Let's say there are $n$ coins, and we want to find the maximum flips.

It turns out that,

for $n$ even, the maximum is attained at TT...THH..H, with $n/2$ T and $n/2$ H;

for $n$ odd, the maximum is attained at T...THH...H, with $(n - 1)/2$ T and $(n + 1)/2$ H.

In both cases, the maximun number of flips is $n(n+1)/2$, and the configuration attaining the max is unique.


I'll leave the proof to others, because it's time for bed...


Seems nobody else wants to give a proof ...

OK here we go.

Let $M(n)$ be the maximum number of flips among all configurations of $n$ coins. For such a configuration, there are two possibilities:

  1. The $n$-th coin is T. Then the $n$-th coin will always remain T, until the end of the game. Hence it is essentially a game with $n - 1$ coins and the maximum number of flips is no more than $M(n - 1)$.

  2. The $n$-th coin is H. Then the $n$-th coin will still remain H, until the configuration HH...H is reached. After that, it's easy to see that $n$ more flips leads to the final configuration TT...T.

    Therefore it suffices to consider the number of flips until the configuration HH...H.

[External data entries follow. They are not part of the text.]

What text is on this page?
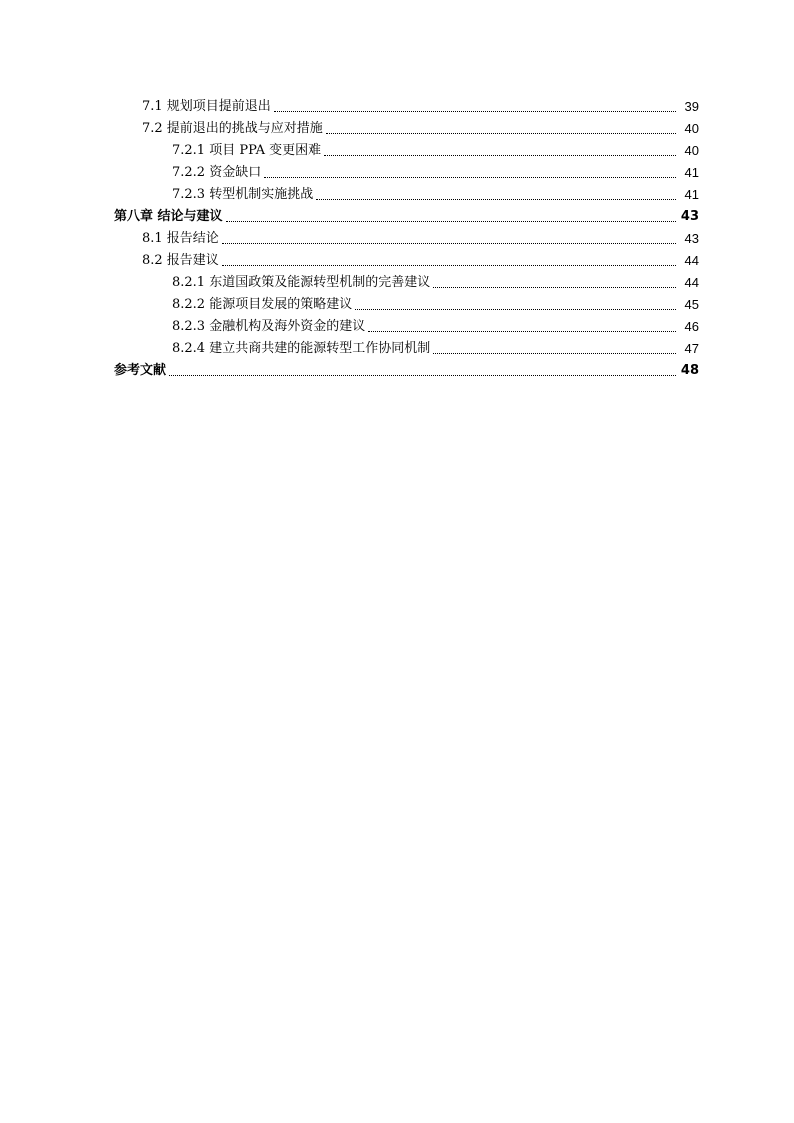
7.1 规划项目提前退出	39
7.2 提前退出的挑战与应对措施	40
7.2.1 项目 PPA 变更困难	40
7.2.2 资金缺口	41
7.2.3 转型机制实施挑战	41
第八章 结论与建议	43
8.1 报告结论	43
8.2 报告建议	44
8.2.1 东道国政策及能源转型机制的完善建议	44
8.2.2 能源项目发展的策略建议	45
8.2.3 金融机构及海外资金的建议	46
8.2.4 建立共商共建的能源转型工作协同机制	47
参考文献	48
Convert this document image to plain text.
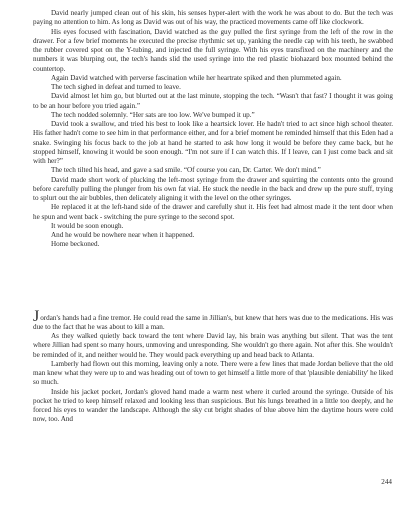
David nearly jumped clean out of his skin, his senses hyper-alert with the work he was about to do. But the tech was paying no attention to him. As long as David was out of his way, the practiced movements came off like clockwork.

His eyes focused with fascination, David watched as the guy pulled the first syringe from the left of the row in the drawer. For a few brief moments he executed the precise rhythmic set up, yanking the needle cap with his teeth, he swabbed the rubber covered spot on the Y-tubing, and injected the full syringe. With his eyes transfixed on the machinery and the numbers it was blurping out, the tech's hands slid the used syringe into the red plastic biohazard box mounted behind the countertop.

Again David watched with perverse fascination while her heartrate spiked and then plummeted again.

The tech sighed in defeat and turned to leave.

David almost let him go, but blurted out at the last minute, stopping the tech. “Wasn't that fast? I thought it was going to be an hour before you tried again.”

The tech nodded solemnly. “Her sats are too low. We've bumped it up.”

David took a swallow, and tried his best to look like a heartsick lover. He hadn't tried to act since high school theater. His father hadn't come to see him in that performance either, and for a brief moment he reminded himself that this Eden had a snake. Swinging his focus back to the job at hand he started to ask how long it would be before they came back, but he stopped himself, knowing it would be soon enough. “I'm not sure if I can watch this. If I leave, can I just come back and sit with her?”

The tech tilted his head, and gave a sad smile. “Of course you can, Dr. Carter. We don't mind.”

David made short work of plucking the left-most syringe from the drawer and squirting the contents onto the ground before carefully pulling the plunger from his own fat vial. He stuck the needle in the back and drew up the pure stuff, trying to splurt out the air bubbles, then delicately aligning it with the level on the other syringes.

He replaced it at the left-hand side of the drawer and carefully shut it. His feet had almost made it the tent door when he spun and went back - switching the pure syringe to the second spot.

It would be soon enough.

And he would be nowhere near when it happened.

Home beckoned.

Jordan's hands had a fine tremor. He could read the same in Jillian's, but knew that hers was due to the medications. His was due to the fact that he was about to kill a man.

As they walked quietly back toward the tent where David lay, his brain was anything but silent. That was the tent where Jillian had spent so many hours, unmoving and unresponding. She wouldn't go there again. Not after this. She wouldn't be reminded of it, and neither would he. They would pack everything up and head back to Atlanta.

Lamberly had flown out this morning, leaving only a note. There were a few lines that made Jordan believe that the old man knew what they were up to and was heading out of town to get himself a little more of that 'plausible deniability' he liked so much.

Inside his jacket pocket, Jordan's gloved hand made a warm nest where it curled around the syringe. Outside of his pocket he tried to keep himself relaxed and looking less than suspicious. But his lungs breathed in a little too deeply, and he forced his eyes to wander the landscape. Although the sky cut bright shades of blue above him the daytime hours were cold now, too. And

244
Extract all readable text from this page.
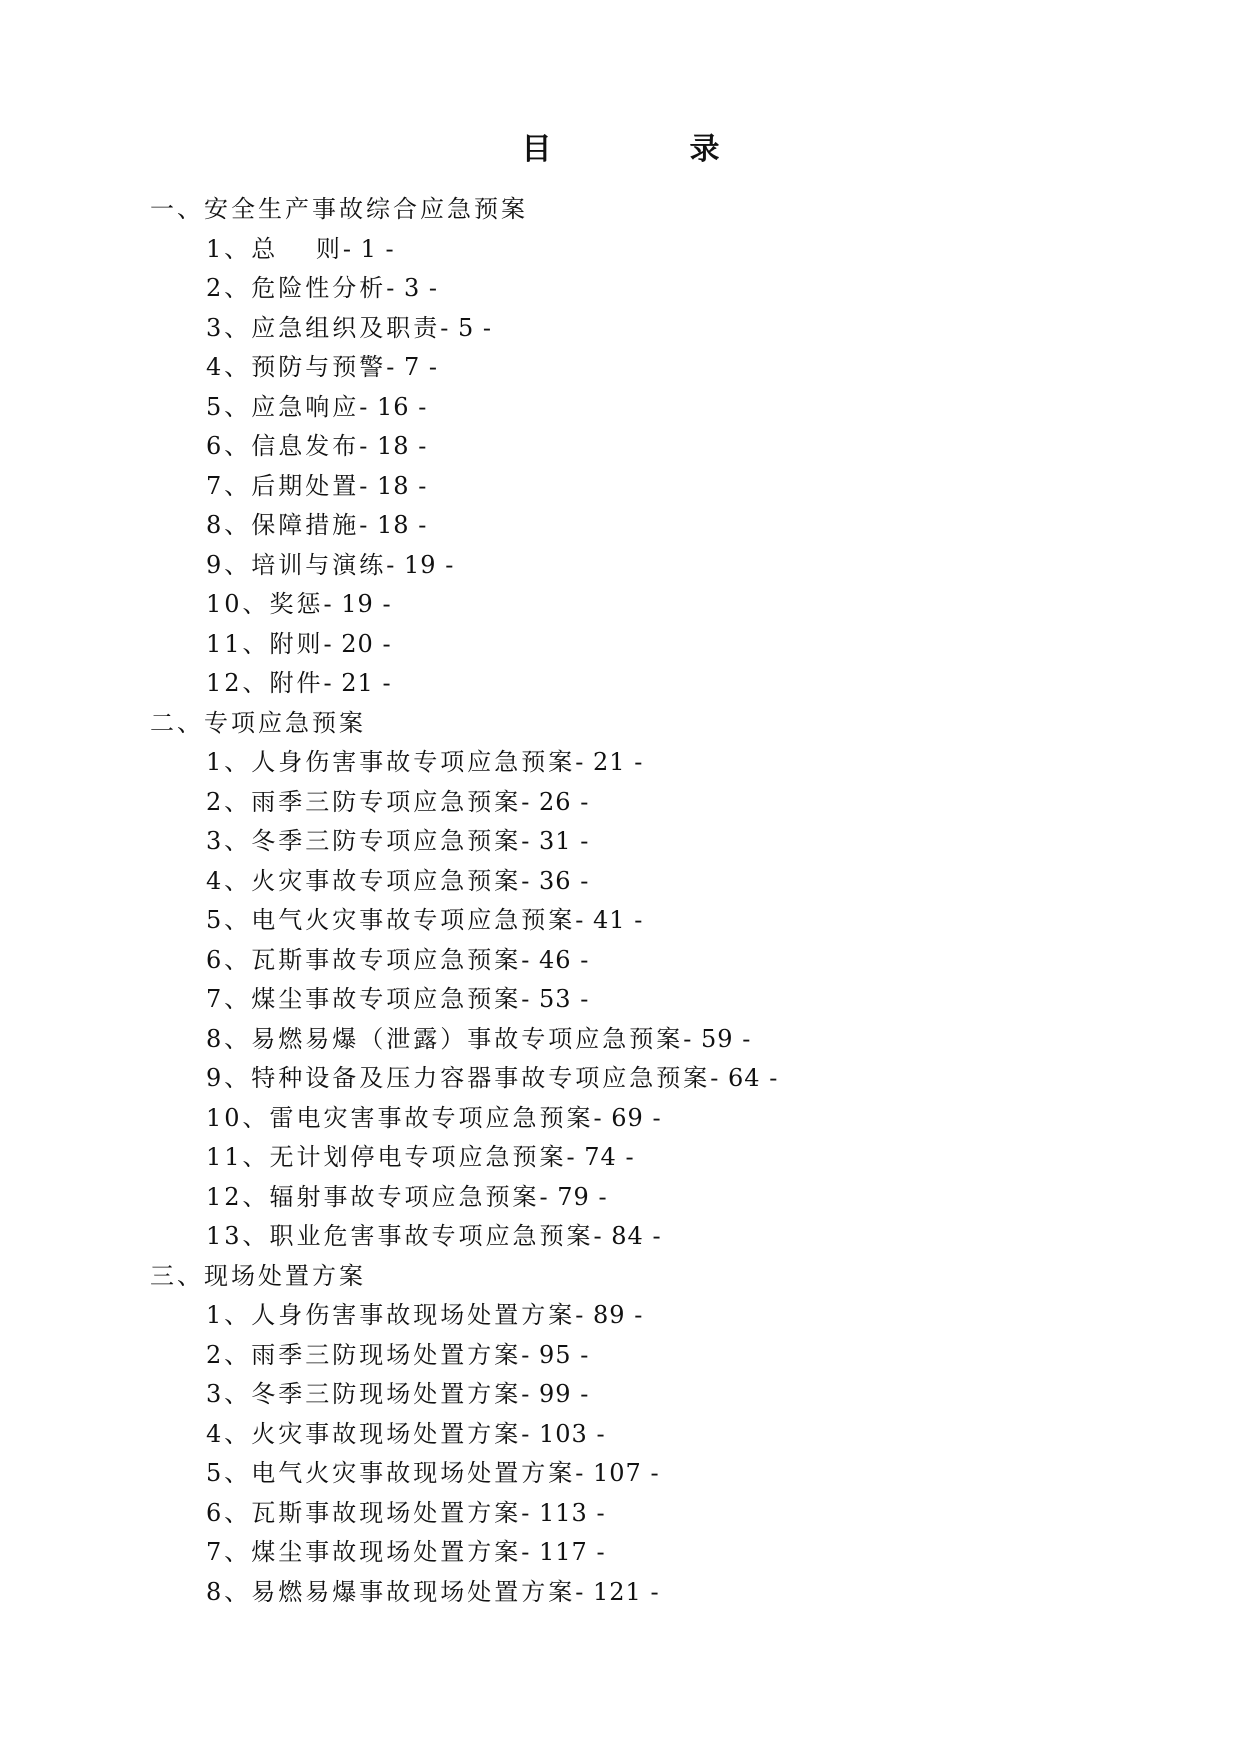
目　录
一、安全生产事故综合应急预案
1、总　 则- 1 -
2、危险性分析- 3 -
3、应急组织及职责- 5 -
4、预防与预警- 7 -
5、应急响应- 16 -
6、信息发布- 18 -
7、后期处置- 18 -
8、保障措施- 18 -
9、培训与演练- 19 -
10、奖惩- 19 -
11、附则- 20 -
12、附件- 21 -
二、专项应急预案
1、人身伤害事故专项应急预案- 21 -
2、雨季三防专项应急预案- 26 -
3、冬季三防专项应急预案- 31 -
4、火灾事故专项应急预案- 36 -
5、电气火灾事故专项应急预案- 41 -
6、瓦斯事故专项应急预案- 46 -
7、煤尘事故专项应急预案- 53 -
8、易燃易爆（泄露）事故专项应急预案- 59 -
9、特种设备及压力容器事故专项应急预案- 64 -
10、雷电灾害事故专项应急预案- 69 -
11、无计划停电专项应急预案- 74 -
12、辐射事故专项应急预案- 79 -
13、职业危害事故专项应急预案- 84 -
三、现场处置方案
1、人身伤害事故现场处置方案- 89 -
2、雨季三防现场处置方案- 95 -
3、冬季三防现场处置方案- 99 -
4、火灾事故现场处置方案- 103 -
5、电气火灾事故现场处置方案- 107 -
6、瓦斯事故现场处置方案- 113 -
7、煤尘事故现场处置方案- 117 -
8、易燃易爆事故现场处置方案- 121 -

    Now we reindex the coins: previously they were indexed $1, 2, \dotsc, n$, and now we index them as $n - 1, \dotsc, 1, 0$. Under this new index system, the rule of flipping becomes: if there are $k$ tails among the first $n - 1$ coins, then we flip the coin with new index $k$. The procedure continues until all the first $n - 1$ coins are H, i.e. we reach the configuration HH...H.

    This is then exactly the same game with $n - 1$ coins, and with heads and tails exchanged. Thus the maximum number of flips until the configuration HH...H is $M(n - 1)$, and hence the total maximum number of flips (until the configuration TT...T) is $M(n - 1) + n$.

Combining 1. and 2., we get $M(n) = M(n - 1) + n$, and the maximum is attained only when the last coin is H, and the first $n - 1$ coins attain the maximum for the game with $n - 1$ coins, with H and T switched and order inversed.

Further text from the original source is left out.